Updated: 2019, Jun 15

Do’s and Don’ts During Pregnancy

By - Reviewed by CHD Team
Do's and Don'ts During Pregnancy

Pregnancy is an exciting period for the mother, for her close friends and family. Being pregnant is a totally new stage in women’s lives, and it requires certain changes to the lifestyle. Besides changes to the lifestyle, there are certain rules and guidelines future mothers must oblige to. These are the Do’s and the Don’ts during pregnancy.

Do’s

1. Be Sure You are Pregnant: Many women suffer from similar pregnancy symptoms, and they instantly assume they are pregnant. Making sure you are pregnant is the first step.

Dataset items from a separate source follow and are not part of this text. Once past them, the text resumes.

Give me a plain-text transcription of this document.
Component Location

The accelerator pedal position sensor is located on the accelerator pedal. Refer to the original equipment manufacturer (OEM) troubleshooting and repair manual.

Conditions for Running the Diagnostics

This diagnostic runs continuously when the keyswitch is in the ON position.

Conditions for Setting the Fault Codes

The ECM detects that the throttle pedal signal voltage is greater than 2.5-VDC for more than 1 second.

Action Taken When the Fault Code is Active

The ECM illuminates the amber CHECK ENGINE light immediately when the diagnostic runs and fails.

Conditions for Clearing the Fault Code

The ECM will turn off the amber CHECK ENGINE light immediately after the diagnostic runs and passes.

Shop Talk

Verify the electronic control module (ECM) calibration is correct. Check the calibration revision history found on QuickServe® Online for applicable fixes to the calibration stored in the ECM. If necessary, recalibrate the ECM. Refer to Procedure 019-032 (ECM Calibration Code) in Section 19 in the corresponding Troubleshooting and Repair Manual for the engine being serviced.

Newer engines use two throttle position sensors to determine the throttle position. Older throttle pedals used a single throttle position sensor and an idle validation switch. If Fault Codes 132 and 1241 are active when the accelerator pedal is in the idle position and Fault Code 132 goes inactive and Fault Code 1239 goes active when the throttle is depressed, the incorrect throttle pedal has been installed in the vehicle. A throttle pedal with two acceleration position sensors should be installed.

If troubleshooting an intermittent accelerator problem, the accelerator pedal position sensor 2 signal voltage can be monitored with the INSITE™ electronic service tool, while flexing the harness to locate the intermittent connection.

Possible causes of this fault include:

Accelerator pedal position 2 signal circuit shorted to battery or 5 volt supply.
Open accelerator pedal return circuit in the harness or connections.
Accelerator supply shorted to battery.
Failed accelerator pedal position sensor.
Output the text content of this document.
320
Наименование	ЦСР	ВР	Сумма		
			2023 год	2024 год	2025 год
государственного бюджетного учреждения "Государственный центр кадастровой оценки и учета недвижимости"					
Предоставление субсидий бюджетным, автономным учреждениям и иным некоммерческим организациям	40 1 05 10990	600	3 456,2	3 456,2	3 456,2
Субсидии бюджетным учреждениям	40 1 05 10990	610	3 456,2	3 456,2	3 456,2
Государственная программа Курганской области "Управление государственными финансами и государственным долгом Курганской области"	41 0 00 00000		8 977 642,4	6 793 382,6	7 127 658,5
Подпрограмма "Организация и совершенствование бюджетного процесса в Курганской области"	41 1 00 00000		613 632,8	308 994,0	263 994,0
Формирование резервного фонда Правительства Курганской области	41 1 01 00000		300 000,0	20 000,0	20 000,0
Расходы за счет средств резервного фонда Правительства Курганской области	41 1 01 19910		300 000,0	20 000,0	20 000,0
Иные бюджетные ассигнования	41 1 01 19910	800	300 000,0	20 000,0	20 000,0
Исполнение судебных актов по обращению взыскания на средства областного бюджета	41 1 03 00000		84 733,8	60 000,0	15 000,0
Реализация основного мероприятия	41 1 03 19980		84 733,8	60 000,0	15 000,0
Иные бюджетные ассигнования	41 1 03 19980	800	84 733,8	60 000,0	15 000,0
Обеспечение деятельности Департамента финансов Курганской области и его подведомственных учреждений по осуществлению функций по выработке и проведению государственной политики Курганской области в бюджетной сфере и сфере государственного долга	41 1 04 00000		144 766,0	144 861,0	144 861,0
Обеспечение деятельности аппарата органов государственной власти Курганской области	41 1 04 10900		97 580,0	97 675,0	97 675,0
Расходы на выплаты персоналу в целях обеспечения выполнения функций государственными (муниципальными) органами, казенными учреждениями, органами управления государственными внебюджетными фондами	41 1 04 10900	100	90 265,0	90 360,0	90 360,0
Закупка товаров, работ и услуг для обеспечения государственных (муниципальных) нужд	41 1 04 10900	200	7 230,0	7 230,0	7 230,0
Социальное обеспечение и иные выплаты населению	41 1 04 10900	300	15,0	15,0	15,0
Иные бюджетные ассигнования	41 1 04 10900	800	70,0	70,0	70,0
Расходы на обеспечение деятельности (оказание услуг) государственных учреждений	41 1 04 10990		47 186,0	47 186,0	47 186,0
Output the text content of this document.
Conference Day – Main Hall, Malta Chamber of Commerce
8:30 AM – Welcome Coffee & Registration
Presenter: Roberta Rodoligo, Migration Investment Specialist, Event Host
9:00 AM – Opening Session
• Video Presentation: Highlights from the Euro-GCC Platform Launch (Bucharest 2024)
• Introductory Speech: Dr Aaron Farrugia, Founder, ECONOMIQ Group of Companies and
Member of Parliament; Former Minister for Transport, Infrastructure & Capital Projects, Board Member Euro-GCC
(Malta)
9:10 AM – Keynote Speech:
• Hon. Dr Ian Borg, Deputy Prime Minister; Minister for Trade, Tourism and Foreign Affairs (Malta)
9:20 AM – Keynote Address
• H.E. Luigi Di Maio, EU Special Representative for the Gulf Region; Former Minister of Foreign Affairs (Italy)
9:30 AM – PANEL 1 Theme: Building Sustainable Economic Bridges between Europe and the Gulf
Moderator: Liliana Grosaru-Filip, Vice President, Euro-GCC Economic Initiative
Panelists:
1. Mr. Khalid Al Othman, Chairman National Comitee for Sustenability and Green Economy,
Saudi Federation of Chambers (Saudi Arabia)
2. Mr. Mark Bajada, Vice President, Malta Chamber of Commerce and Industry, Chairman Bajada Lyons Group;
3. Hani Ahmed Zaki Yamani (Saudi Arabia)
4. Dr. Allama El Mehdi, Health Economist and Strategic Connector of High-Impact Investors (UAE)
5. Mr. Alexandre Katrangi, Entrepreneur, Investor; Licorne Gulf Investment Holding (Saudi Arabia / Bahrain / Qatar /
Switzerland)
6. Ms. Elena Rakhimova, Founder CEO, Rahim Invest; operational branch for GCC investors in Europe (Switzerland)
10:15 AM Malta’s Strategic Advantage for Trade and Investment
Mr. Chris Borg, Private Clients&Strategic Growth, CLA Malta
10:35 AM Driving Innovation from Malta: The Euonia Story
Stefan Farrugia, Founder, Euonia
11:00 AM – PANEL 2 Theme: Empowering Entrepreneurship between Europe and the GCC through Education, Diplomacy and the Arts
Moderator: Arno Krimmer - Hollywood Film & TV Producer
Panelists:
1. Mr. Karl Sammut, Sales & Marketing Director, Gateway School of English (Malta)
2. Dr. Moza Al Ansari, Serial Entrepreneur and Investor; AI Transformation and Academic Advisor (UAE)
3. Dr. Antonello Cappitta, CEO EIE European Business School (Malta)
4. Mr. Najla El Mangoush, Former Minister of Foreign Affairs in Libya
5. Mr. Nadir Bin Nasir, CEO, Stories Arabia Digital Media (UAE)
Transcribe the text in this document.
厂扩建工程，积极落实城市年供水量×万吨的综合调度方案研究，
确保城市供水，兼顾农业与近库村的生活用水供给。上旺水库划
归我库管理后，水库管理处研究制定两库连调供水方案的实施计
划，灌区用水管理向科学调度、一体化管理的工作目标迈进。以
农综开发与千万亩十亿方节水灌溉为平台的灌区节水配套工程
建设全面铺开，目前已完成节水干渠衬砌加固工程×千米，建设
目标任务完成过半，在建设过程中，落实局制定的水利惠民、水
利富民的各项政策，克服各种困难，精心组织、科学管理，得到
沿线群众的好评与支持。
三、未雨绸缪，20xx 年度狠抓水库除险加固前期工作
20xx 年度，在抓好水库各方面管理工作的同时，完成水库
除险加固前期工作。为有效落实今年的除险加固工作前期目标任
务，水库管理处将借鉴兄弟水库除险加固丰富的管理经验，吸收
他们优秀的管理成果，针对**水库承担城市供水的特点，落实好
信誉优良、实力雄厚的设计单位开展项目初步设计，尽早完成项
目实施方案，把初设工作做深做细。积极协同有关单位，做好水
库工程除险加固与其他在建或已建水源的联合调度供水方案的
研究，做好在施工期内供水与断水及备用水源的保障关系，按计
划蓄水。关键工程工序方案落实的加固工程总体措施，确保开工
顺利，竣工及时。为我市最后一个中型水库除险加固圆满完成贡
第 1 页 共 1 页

There are several pregnancy tests on the market that accurately detect pregnancy.

2. Take Your Vitamin: Usually, prenatal vitamins are prescribed few months before conceiving. However, if you haven’t started taking them, it is time to start. Folic acid is the most important nutrient mothers need during pregnancy and before.

Take Your Vitamin

3. Examine Your Health Insurance: Make sure to place a call to your health insurance provider and ask how much does the insurance covers regarding prenatal care, delivery costs, costs and care for the baby. Alternatively, you can consult the benefits department in the company where you work. For mothers without a health insurance, seeking help is essential.

4. The Choice of a Caregiver: For those who already have a caregiver, this one is easy. For others, a comprehensive research is required. Usually, the best recommendations come from friends and family, as well as colleagues at work. Mothers can also consult their health insurance provider for recommendations.

5. Make an Appointment with Your Caregiver: The appointment should be scheduled before conceiving, or in the first two weeks of pregnancy. You can write down the first day of the last period to help the physician better determine the expected labor date. Feel free to consult your caregiver about possible complications, the medical history of yours and your partners family, and ask as many questions as you want.

6. Get Your Screenings: Technology has improved vastly in the past several decades. Screenings are one way to detect any issues, abnormalities, and complications that might occur during pregnancy. In the first and second trimester tests analyze hormone levels in the blood, and ultrasound can detect chromosomal abnormality.

7. Gain Weight, but do it the Smart Way: The most common myth during pregnancy is that mothers need to eat for two to pack some extra pounds. The reality is that 300 extra calories per day is all that is needed. And those calories must come from a healthy food source. Based on the mother’s initial weight, their physician determines how much weight is normal for them to gain.

8. Visit Your Dentist: Routine checkup at the dentist is important. During pregnancy, hormone levels increase, causing mothers to develop gingivitis. The condition leads to diseases that cause low birth weight and premature delivery. A regular checkup can prevent that.

9. Work Out Wisely: While working out, it is recommended mothers to keep their heart rate below 140 beats a minute. While exercising is recommended during pregnancy, mothers should not overdo it.

10. Keep Your Seatbelt On: Protection is important, and mothers should not forget to put their seatbelt on. However, different positioning is required. The lap belt should be under the belly and across the hips, while the shoulder belt goes between the breasts of the mother.

Don’ts

1. Do Not Smoke: Smoking is harmful for the mother, and for the baby as well. Even exposure to secondary smoking can be harmful. Therefore, mothers should try to avoid certain environments.

2. Do not Drink Alcohol: The physician may allow for a glass of red wine per week, but future mothers should try to skip alcohol at all. Alcohol has a harmful effect on the baby. The risk of premature labor and miscarriage greatly increases with the consumption of alcohol.

Do not Smoke and Drink Alcohol

3. Avoid Hazardous Food, including raw, unpasteurized and processed foods. Chips and snacks are also included in the list. Some food choices may be harmful for the baby, like sea food for example rich with mercury.

4. Don’t Deliver Early: The designated delivery date is 40 weeks into pregnancy, and mothers should stick with that. While in the past doctors encouraged mothers to deliver in week 38, now days, studies have shown that rushing is more harmful than beneficial.

5. Do not Drink Coffee: A cup here or there does no harm, but too much coffee can cause miscarriage. The recommended dose is 200mg per day. However, be wary that chocolate and tea also contain caffeine.

6. Don’t Use Hot Tubs and Baths: Saunas and hot tubs can raise mother’s body temperature to degrees that disrupt fetal development.

7. Do not Jog: While light exercise and walking are recommended, those do not include jogging. Intense physical activity such as jogging can increase the temperature of the body, something we mentioned is harmful for the baby.

8. Do not Take Birth Control Pills: Some researchers have suggested a link between the pill and increased risk of low birth weight, preterm labor and urinary tract issues.